Liberazione, il regime fascista nella società italiana: i casi principali in ogni settore dell’epoca

Liberazione, il regime fascista nella società italiana: i casi principali in ogni settore dell’epoca

ITALIA – Venticinque aprile 1945. La data in cui il nostro Paese ha conquistato la liberazione dal Nazifascismo, ossia, governo della dittatura fascista ad opera di Benito Mussolini e dell’occupazione del governo Nazista tedesco con Adolf Hitler, che collaborò con il “Duce” per il controllo dei territori europei durante la II Guerra Mondiale.

Il Fascismo nella società

Quello del Fascismo in particolare, fu un fenomeno molto singolare per la società italiana. Essendo una vera e propria dittatura, limitò – e non poco – i diritti dei cittadini del Bel Paese attraverso leggi, impedimenti e altri divieti quasi inimmaginabili, oltre a diversi fallimenti economico-sociali e la morte di milioni di giovani mandati al fronte a combattere.

Economia

A livello economico-sociale, si ricorda un periodo di grave instabilità economica, nonostante la ripresa dalla Prima Guerra mondiale. Nel 1926 ci fu una forte rivalutazione della lira come moneta unica che causò una grave deflazione e crisi economica.

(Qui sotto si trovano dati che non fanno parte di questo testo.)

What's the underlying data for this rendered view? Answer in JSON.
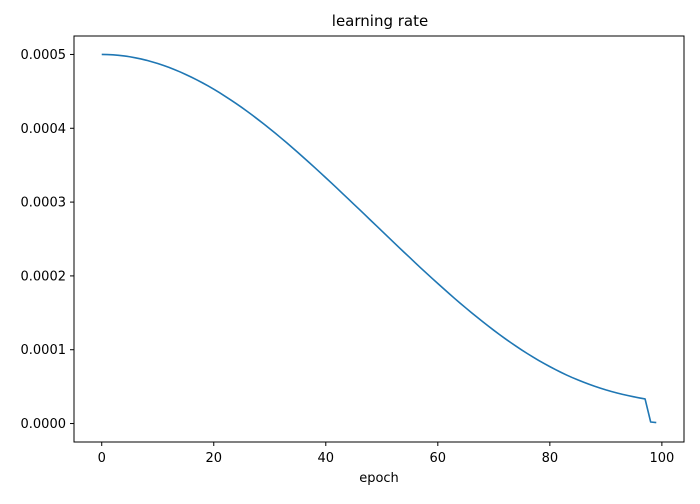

Un’altra mazzata per gli italiani, nel 1927, fu la decisione del governo fascista di mitigare l’impatto negativo sulle imprese esportatrici tagliando i salari e fissando per legge i prezzi dei prodotti. Due anni dopo, in più, l’Italia fu coinvolta nella crisi finanziaria di Wall Street con fortissimi impatti negativi sulle imprese e l’occupazione che si protrassero per anni.

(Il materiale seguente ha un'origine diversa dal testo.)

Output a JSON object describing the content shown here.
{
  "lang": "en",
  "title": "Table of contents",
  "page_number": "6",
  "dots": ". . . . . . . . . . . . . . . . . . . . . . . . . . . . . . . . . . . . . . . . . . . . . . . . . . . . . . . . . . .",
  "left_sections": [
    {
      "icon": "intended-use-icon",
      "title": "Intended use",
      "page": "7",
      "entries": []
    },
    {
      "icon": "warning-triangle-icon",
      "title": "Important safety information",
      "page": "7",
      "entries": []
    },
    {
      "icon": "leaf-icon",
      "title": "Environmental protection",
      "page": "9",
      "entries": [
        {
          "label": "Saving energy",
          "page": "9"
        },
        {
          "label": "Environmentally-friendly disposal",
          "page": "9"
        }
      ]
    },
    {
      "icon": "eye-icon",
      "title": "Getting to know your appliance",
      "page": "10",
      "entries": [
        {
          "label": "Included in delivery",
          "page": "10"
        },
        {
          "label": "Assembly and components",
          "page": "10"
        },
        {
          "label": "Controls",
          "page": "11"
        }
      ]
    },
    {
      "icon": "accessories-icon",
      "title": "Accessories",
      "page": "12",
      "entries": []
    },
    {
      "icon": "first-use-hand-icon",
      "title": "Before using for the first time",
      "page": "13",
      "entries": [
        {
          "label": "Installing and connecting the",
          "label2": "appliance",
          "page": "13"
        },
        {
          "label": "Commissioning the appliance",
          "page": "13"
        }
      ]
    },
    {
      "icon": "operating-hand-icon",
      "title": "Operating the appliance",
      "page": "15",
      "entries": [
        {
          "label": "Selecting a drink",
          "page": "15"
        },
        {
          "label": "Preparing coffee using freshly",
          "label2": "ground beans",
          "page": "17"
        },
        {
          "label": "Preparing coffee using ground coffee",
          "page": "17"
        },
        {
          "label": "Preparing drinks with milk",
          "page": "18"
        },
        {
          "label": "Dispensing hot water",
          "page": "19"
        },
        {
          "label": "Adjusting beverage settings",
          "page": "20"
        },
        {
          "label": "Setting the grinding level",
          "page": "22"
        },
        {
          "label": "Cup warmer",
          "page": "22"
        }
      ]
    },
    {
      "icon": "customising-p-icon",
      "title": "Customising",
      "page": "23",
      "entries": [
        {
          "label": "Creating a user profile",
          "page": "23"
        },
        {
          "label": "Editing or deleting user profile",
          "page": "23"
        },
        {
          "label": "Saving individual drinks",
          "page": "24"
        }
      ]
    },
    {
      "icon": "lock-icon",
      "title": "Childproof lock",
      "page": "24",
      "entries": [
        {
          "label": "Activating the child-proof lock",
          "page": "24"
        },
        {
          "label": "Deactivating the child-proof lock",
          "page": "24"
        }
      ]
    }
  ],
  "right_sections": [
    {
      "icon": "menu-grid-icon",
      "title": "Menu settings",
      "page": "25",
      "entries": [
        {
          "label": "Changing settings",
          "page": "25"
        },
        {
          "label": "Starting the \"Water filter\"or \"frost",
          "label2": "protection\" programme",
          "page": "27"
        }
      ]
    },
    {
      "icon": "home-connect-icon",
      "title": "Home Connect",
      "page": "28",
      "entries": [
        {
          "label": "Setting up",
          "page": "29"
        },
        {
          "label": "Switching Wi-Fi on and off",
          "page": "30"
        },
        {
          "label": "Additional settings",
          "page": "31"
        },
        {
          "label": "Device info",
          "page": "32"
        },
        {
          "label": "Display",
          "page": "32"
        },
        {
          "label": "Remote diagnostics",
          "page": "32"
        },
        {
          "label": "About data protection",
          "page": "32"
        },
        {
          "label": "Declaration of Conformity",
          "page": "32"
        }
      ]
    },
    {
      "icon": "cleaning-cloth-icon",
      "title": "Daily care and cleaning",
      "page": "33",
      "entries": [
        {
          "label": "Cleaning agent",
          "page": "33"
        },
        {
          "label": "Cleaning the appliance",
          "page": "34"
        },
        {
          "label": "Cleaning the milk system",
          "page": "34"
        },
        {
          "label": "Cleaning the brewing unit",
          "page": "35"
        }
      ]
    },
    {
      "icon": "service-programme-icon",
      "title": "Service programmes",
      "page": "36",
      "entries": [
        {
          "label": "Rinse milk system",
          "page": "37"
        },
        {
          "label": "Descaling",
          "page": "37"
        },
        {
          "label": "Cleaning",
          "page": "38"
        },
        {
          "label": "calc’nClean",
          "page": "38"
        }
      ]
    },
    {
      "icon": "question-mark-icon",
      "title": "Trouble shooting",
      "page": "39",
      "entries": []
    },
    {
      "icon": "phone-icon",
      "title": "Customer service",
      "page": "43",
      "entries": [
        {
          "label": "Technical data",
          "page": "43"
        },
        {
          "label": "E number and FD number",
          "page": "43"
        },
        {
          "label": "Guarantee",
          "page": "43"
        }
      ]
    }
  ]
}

Le mancate “grandi battaglie”

Partendo da quella del grano, con lo scopo di aumentare la produzione interna (in Italia) ed evitare le esportazioni, pur raggiungendo i suoi obiettivi, tale battaglia si concluse però con l’abbandono di coltivazioni più produttive ed utili.

La “battaglia delle bonifiche” con l’obiettivo, appunto, di bonifica dei campi fu esaltata dalla propaganda, ma successivamente interrotta per mancanza di fondi.

L’ultima fu la “battaglia demografica“,  con la “tassa sul celibato” per tentare di accrescere la popolazione italiana secondo il concetto di una tradizione agricola, secondo la quale più figli significano più lavoratori disponibili e, soprattutto, più soldati. Oltre a salari maggiori per le “donne prolifiche”.

La censura nella stampa

Molte redazioni vennero chiuse per mancato rispetto della censura (in mezzo vi fu anche il delitto Matteotti nel 1924)  imposta dal governo Mussolini, che consisteva in una sempre più limitata libertà d’opinione fino alla totale assenza durante il periodo.

I principali organi d’informazione dell’epoca non potevano raccontare notizie di cronaca nera. Un’importante presa di posizione anche nell’industria del cinema, con un fermo in seguito ad una disposizione del Ministero dell’Interno del 22 ottobre 1930: completo rifiuto di film parlati non in lingua italiana con la censura di oltre 300 pellicole non italiane.

La politica

Gravissime le pene per chi si dichiarava “antifascista”: la mobilitazione dell‘Ovra (polizia segreta dell’Italia fascista) che giudicava gli imputati per reati contro il regime tramite un tribunale speciale con la reintroduzione della pena di morte per diversi reati sempre di carattere politico.

Fenomeno più significativo, però, resta quello dello scioglimento di tutti i partiti a eccezione, naturalmente, per il Partito Nazionale fascista a cui era a capo il Duce.

La figura della donna

In ambito politico, la donna non aveva diritto di voto. Altra batosta per il mondo femminile durante il regime fu nell’ambito dell‘insegnamento e del lavoro dove, soprattutto per l’ultimo caso, il personale femminile era pesantemente ridotto fino a scomparire.

Il Fascismo, nel concreto, aveva una visione della donna come di madre e moglie “contenitrice di figli“, possibilmente maschi; fisico prestante da poter produrre figli sani e di gran numero. Donne anche rivalutate per far di loro testimonial pubblicitari e modelle.